Gifting a Car this Holiday Season
What would be your ideal gift during the holidays from a loved one? Would it be your dream car, topped with a big red bow? According to research done by eBay.com Motors, “nearly one-third of Americans have either gifted a vehicle to themselves or to someone else in celebration. . . [of the] holidays.” Often, January is the strongest month for vehicles sales.
Buying a car and gifting a car are two entirely different things. Gifting a car can also mean passing down your used vehicle to your teenager. If you plan on gifting a car this holiday season, what are the guidelines you need to know about? Making a plan is essential.

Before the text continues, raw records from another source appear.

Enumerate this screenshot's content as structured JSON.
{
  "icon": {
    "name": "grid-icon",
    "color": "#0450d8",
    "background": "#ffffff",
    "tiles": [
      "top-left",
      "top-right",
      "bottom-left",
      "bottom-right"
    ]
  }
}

- Before gifting a car to your son or daughter, all liens must be paid off. You will not be able to transfer ownership to your child until you have the title in hand.
- When the lien is paid off, the lien holder will sign off on the transfer of ownership. This shows that the loans have been paid off.
- Depending on the state, a title transfer is usually tax-free.
- Depending on the state, the recipient of the title may need to be present to title the vehicle. Contact your local DMV to avoid issues while trying to plan gifting a car. Be specific with your questions about titling and registration.
- You need immediate coverage on your car, or your rates are subject to increase. Also, ensure your policy is adequate for the new vehicle. If you need to increase coverages, contact your insurance agent for any questions.
- If you have part ownership of the vehicle, it’s easiest to put the vehicle on your current insurance policy. When gifting to your husband or wife, you may already have a shared policy, and all you’ll need to do is contact your insurance agent about adding the new car to your existing policy.
- Watch out for federal gift tax. Giving gifts over a certain value triggers a federal gift tax. If the value is over $14,000, it will be considered a taxable income. The value includes any item gifted throughout the entire year. Gift taxes vary state by state, but are based off of: total purchase price, purchase price after trade-ins are accepted, purchase price after cash incentive. If a married couple is giving to an individual, the limit is $28,000. The tax obligations remain the same regardless of whether the giver and recipient are in the same family.
All the legal challenges you face will pay off when you see the look on the recipient’s face upon receiving your gift. The giant red bow is the cherry on top.